My "before the year is over" list

Fuck weight loss--it only lasts for two weeks with most of the fuckers who jump on that particular bandwagon. Come to think of it, I don't really like the idea of New Year's Resolutions in general. Just because the Earth happens to be positioned at a certain point to the sun, and our BASE-10 numerical system changes its year digit on a man-made calendar system, everyone decided that they needed to align their major life changes to this change of a single number.

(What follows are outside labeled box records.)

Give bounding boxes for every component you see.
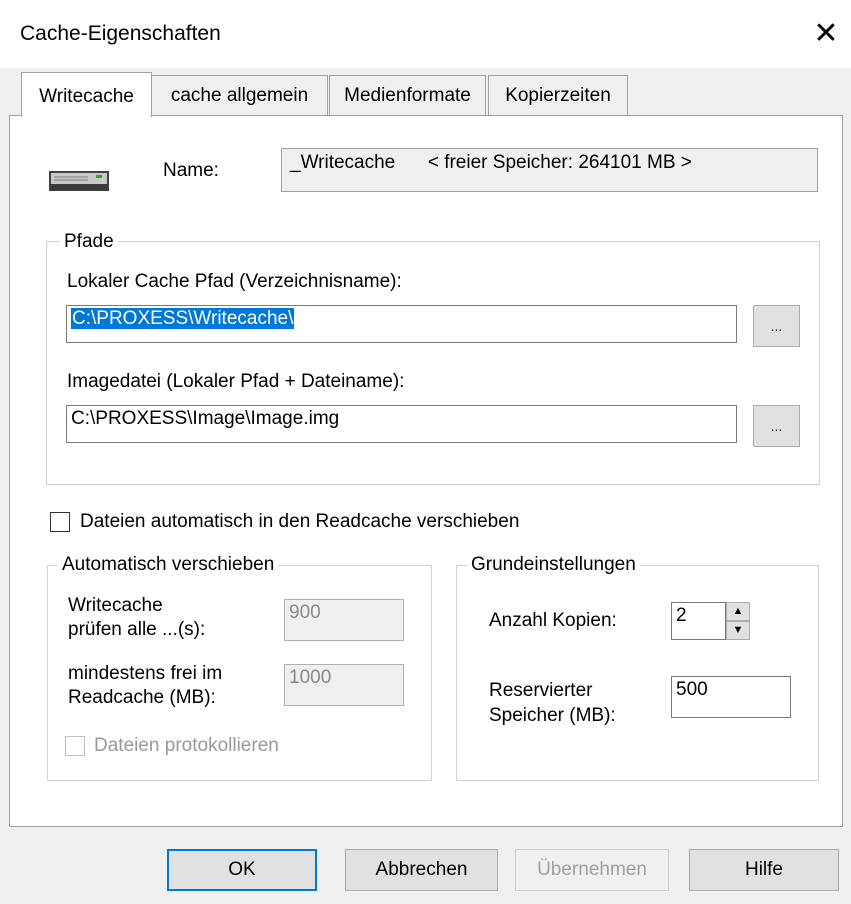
help-button[interactable]: Hilfe (689, 849, 839, 891)
tab-medienformate[interactable]: Medienformate (329, 75, 486, 115)
min-free-label: mindestens frei im Readcache (MB): (68, 663, 223, 708)
local-cache-path-input[interactable]: C:\PROXESS\Writecache\ (66, 305, 737, 343)
window-title: Cache-Eigenschaften (20, 22, 221, 45)
close-icon[interactable]: ✕ (806, 12, 846, 56)
min-free-input[interactable]: 1000 (284, 664, 404, 706)
name-field: _Writecache < freier Speicher: 264101 MB… (281, 148, 818, 192)
browse-image-file-button[interactable]: ... (753, 405, 800, 447)
reserved-memory-input[interactable]: 500 (671, 676, 791, 718)
log-files-checkbox[interactable] (65, 736, 85, 756)
check-interval-label: Writecache prüfen alle ...(s): (68, 595, 206, 640)
copies-label: Anzahl Kopien: (489, 610, 617, 631)
check-interval-input[interactable]: 900 (284, 599, 404, 641)
auto-move-group-label: Automatisch verschieben (58, 554, 279, 576)
ok-button[interactable]: OK (167, 849, 317, 891)
tab-writecache[interactable]: Writecache (21, 72, 152, 117)
image-file-input[interactable]: C:\PROXESS\Image\Image.img (66, 405, 737, 443)
copies-input[interactable]: 2 (671, 602, 726, 640)
paths-group-label: Pfade (60, 231, 118, 253)
copies-increase-button[interactable]: ▲ (726, 602, 750, 621)
log-files-label: Dateien protokollieren (94, 735, 279, 756)
auto-move-checkbox-label: Dateien automatisch in den Readcache ver… (80, 511, 520, 532)
image-file-label: Imagedatei (Lokaler Pfad + Dateiname): (67, 371, 405, 392)
local-cache-path-label: Lokaler Cache Pfad (Verzeichnisname): (67, 271, 402, 292)
name-value: _Writecache (290, 152, 396, 173)
basic-settings-group (456, 565, 819, 781)
auto-move-checkbox[interactable] (50, 512, 70, 532)
drive-icon (48, 168, 112, 194)
reserved-memory-label: Reservierter Speicher (MB): (489, 680, 616, 726)
name-label: Name: (163, 160, 219, 181)
tab-kopierzeiten[interactable]: Kopierzeiten (488, 75, 628, 115)
apply-button[interactable]: Übernehmen (515, 849, 669, 891)
browse-cache-path-button[interactable]: ... (753, 305, 800, 347)
cancel-button[interactable]: Abbrechen (345, 849, 498, 891)
local-cache-path-value: C:\PROXESS\Writecache\ (71, 308, 295, 329)
copies-decrease-button[interactable]: ▼ (726, 621, 750, 640)
basic-settings-group-label: Grundeinstellungen (467, 554, 640, 576)
free-memory-text: < freier Speicher: 264101 MB > (427, 152, 692, 173)
tab-cache-allgemein[interactable]: cache allgemein (151, 75, 328, 115)
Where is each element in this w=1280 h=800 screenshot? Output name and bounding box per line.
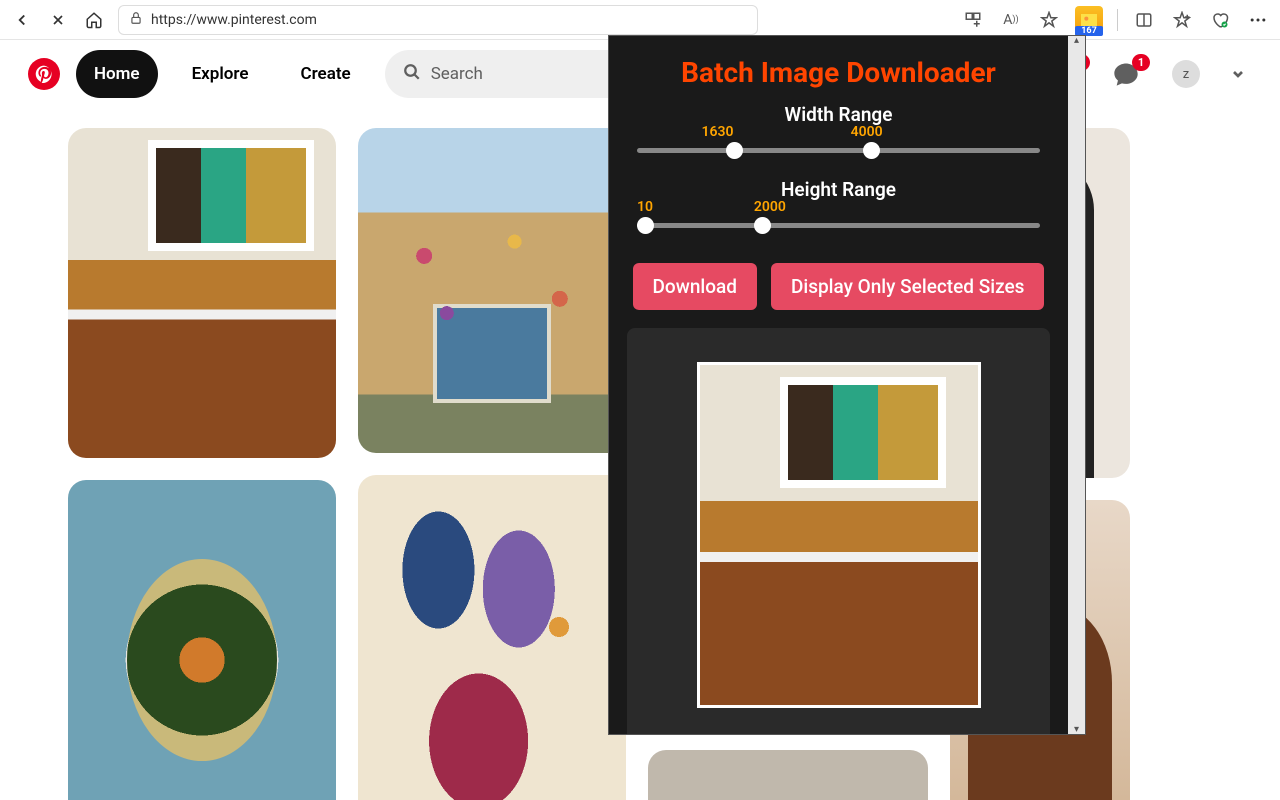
pin-card[interactable] [648,750,928,800]
split-screen-icon[interactable] [1132,8,1156,32]
divider [1117,9,1118,31]
pin-card[interactable] [358,475,626,800]
messages-button[interactable]: 1 [1104,52,1148,96]
messages-badge: 1 [1132,54,1150,71]
apps-icon[interactable] [961,8,985,32]
height-range-label: Height Range [627,178,1050,201]
preview-panel: >>> Download <<< [627,328,1050,734]
more-icon[interactable] [1246,8,1270,32]
nav-home[interactable]: Home [76,50,158,98]
slider-min-thumb[interactable] [726,142,743,159]
extension-popup: Batch Image Downloader Width Range 1630 … [608,35,1086,735]
slider-min-thumb[interactable] [637,217,654,234]
url-text: https://www.pinterest.com [151,12,317,28]
pin-card[interactable] [358,128,626,453]
height-range-block: Height Range 10 2000 [627,178,1050,245]
favorites-icon[interactable] [1170,8,1194,32]
download-button[interactable]: Download [633,263,757,310]
pin-card[interactable] [68,128,336,458]
profile-button[interactable]: z [1164,52,1208,96]
width-min-value: 1630 [701,124,733,140]
slider-max-thumb[interactable] [863,142,880,159]
address-bar[interactable]: https://www.pinterest.com [118,5,758,35]
width-range-label: Width Range [627,103,1050,126]
home-button[interactable] [82,8,106,32]
extension-title: Batch Image Downloader [627,56,1050,89]
browser-toolbar: https://www.pinterest.com A)) 167 [0,0,1280,40]
extension-count-badge: 167 [1075,26,1103,36]
pinterest-logo[interactable] [28,58,60,90]
height-slider[interactable]: 10 2000 [637,205,1040,239]
width-slider[interactable]: 1630 4000 [637,130,1040,164]
pin-card[interactable] [68,480,336,800]
avatar: z [1172,60,1200,88]
stop-button[interactable] [46,8,70,32]
nav-create[interactable]: Create [282,50,368,98]
search-icon [403,63,421,86]
height-min-value: 10 [637,199,653,215]
chevron-down-icon[interactable] [1224,52,1252,96]
back-button[interactable] [10,8,34,32]
slider-track [637,223,1040,228]
height-max-value: 2000 [754,199,786,215]
filter-sizes-button[interactable]: Display Only Selected Sizes [771,263,1044,310]
read-aloud-icon[interactable]: A)) [999,8,1023,32]
heart-icon[interactable] [1208,8,1232,32]
slider-max-thumb[interactable] [754,217,771,234]
extension-icon[interactable]: 167 [1075,6,1103,34]
scrollbar[interactable] [1068,36,1085,734]
width-max-value: 4000 [851,124,883,140]
slider-track [637,148,1040,153]
lock-icon [129,10,143,29]
preview-image[interactable] [697,362,981,708]
nav-explore[interactable]: Explore [174,50,267,98]
width-range-block: Width Range 1630 4000 [627,103,1050,170]
search-placeholder: Search [431,64,483,84]
star-icon[interactable] [1037,8,1061,32]
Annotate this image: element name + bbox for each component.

I have one word for this: GAY.

This morning, I decided that I wanted to make a list of things that I wanted to do soon. I then realized that today is New Year's Day, so this could be construed as a new year's resolution. Well, fuck that.

Things I want to do soon:
  • Learn to solve the Rubik's cube
  • Go on a road trip to the west coast
  • See "Cake" in concert
  • Go to Japan
  • Make a decent Macromedia Flash animation
  • Sell everything in my room that I no longer use
  • Figure out once and for all why my left foot is misaligned. (WTF)
  • Get my own digital camera to make films


It's a reasonable list. After all, I learned to solve the Rubik's cube in less than a week. On that note, I'm going to get started on going to Japan.

~Steaming Poo

1 comments:

Lee said...

Selling everything in your room that you never use is a great idea.

It turns out that the things we possess actually possess us.